I assume that thread A sees some string that is owned by B, and then
goes and assigns it to that string. Let's assume the string uses a
deep-copy.

If *during* that deep-copying thread B starts reading the string, it
will get incorrect data (because it has only been partially copied).

The other possibility I can think of is that thread B makes the copy.
In other words, it sees the string owned by thread A, and assigns it to
its own string.

Again: If thread A goes and modifies its string while this
deep-copying is happening, the data which is copied to B will become
corrupted.

I just can't see how deep-copying solves any synchronization problems.
The only way to copy the string from A to B safely is to lock access to
it for the duration of the copying (regardless of how the copying is
done). I can't see any other way.

 

[tni]

Could you please elaborate more on *why*? I just can't see that happening.

Let's assume we have two threads running, A and B. Thread A owns a
string which it wants to pass to thread B. How does it do that?

I assume that thread A sees some string that is owned by B, and then
goes and assigns it to that string. Let's assume the string uses a
deep-copy.

You have some kind of shared data structure between the threads that is
used for communication. Access to that must be locked.

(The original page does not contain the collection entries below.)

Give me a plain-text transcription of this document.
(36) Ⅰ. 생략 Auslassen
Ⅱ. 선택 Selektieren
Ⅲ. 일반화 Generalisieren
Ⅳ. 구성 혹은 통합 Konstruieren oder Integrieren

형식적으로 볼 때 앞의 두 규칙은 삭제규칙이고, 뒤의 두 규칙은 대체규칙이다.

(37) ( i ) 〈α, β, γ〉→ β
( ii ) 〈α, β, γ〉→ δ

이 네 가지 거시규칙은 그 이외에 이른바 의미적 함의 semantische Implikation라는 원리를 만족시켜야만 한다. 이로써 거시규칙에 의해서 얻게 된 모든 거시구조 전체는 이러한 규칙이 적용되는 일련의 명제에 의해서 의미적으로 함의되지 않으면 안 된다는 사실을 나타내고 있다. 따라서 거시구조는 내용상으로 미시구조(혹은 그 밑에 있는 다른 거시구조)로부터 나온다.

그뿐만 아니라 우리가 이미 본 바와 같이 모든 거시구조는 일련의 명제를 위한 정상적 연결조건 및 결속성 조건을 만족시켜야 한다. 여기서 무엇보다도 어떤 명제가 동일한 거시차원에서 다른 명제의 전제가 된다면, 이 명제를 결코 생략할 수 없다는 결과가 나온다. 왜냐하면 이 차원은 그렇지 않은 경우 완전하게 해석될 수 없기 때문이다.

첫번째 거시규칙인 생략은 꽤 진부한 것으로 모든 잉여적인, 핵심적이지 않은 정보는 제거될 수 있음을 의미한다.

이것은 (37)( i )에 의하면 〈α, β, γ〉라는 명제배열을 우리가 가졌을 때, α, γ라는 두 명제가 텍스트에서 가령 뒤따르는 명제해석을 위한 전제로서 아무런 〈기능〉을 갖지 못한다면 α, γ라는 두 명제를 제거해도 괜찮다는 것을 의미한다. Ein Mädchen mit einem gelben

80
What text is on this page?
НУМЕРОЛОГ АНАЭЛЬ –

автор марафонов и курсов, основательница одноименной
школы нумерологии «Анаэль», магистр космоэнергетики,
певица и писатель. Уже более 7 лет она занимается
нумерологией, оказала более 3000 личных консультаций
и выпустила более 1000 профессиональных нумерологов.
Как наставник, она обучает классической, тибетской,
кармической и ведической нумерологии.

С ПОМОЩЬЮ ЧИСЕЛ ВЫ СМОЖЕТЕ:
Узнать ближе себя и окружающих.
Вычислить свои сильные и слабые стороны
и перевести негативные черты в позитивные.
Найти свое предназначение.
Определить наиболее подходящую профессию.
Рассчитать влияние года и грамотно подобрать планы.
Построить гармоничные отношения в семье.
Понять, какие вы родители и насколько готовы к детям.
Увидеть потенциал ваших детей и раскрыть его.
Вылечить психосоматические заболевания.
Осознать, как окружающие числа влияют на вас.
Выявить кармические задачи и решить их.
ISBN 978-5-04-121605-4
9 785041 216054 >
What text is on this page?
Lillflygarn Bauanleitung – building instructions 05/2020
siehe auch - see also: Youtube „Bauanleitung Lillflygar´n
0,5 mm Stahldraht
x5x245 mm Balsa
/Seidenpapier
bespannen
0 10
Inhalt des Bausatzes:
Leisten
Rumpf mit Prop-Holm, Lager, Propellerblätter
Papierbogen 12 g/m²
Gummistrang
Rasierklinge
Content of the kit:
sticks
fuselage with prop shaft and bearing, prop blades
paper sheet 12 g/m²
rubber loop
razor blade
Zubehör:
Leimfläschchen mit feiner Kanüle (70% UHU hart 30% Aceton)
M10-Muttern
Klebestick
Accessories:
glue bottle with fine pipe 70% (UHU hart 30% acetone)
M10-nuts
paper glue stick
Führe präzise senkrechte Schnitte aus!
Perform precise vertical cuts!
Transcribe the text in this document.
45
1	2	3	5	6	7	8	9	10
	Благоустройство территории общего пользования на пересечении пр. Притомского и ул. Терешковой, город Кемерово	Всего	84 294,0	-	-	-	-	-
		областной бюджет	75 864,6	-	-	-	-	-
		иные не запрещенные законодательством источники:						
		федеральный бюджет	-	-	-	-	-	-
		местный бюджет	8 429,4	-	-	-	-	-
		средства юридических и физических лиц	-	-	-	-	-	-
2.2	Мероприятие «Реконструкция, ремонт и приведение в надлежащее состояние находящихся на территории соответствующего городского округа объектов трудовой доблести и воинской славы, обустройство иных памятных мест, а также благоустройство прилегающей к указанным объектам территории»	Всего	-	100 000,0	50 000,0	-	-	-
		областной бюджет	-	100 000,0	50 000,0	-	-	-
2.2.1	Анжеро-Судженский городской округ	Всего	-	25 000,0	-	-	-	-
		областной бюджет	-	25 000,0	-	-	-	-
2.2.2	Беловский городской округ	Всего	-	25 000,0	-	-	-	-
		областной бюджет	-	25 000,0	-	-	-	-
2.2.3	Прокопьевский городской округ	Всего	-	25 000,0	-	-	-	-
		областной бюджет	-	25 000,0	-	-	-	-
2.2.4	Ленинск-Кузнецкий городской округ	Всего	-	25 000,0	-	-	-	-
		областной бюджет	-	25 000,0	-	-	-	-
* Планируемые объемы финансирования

So, thread A would lock the shared data structure, put a copy of the
string into it (and doesn't retain any pointer or reference to that
copy), unlocks. Now thread B, can lock that data structure and retrieve
the string from it.

If you simply have some global string object, both threads have access
to it, you do need locking for that.

 

[Jerry Coffin]

[ ... ]

I just can't see how deep-copying solves any synchronization problems.
The only way to copy the string from A to B safely is to lock access to
it for the duration of the copying (regardless of how the copying is
done). I can't see any other way.

It's pretty simple really: regardless of the function I call to get
the data to the new thread, the calling of the function happens in
the original thread. There's a sequence point after evaluating the
arguments to the function and executing any code inside that
function, so by the time we've entered the function, the copy is
complete, and the code inside the function no longer has any access
to the original data at all.

A typical implementation of that function is going to take the
parameters from the stack, copy them into some structure (probably
dynamically allocated) and pass the address of that structure to the
new thread. This is necessary because the data needs to survive for
some length of time that's indeterminate to the calling thread, and
may easily extend until well after the function returns. Even in an
atypical implementation, however, the code in that function can't do
anything with the original object, because all it gets is a copy, not
any access to the original object.

If you were absolutely determined to shoot yourself in the foot, you
could have that function send the address of the second copy of the
string (the one that was actually passed to the new thread) _back_ to
other code in the original thread. At that point, you _would_ have
shared access to that copy of the string, and you'd have to
synchronize access accordingly. Likewise, you could write a copy ctor
that disguised a pass by reference as a pass by value (e.g. each copy
would contain a vector of address of objects from which it was
copied, so the copy gave access not only to the data, but also to the
original object from which the data derived.

Once the new thread is running, there's no way for the parent thread
to directly invoke any code in the new thread. Communication is only
via putting data somewhere, and the new thread picking that data up
from there. As when starting a thread, however, calling such a
function happens entirely in the parent thread, so that function will
only ever have access to a copy of anything that was passed by value.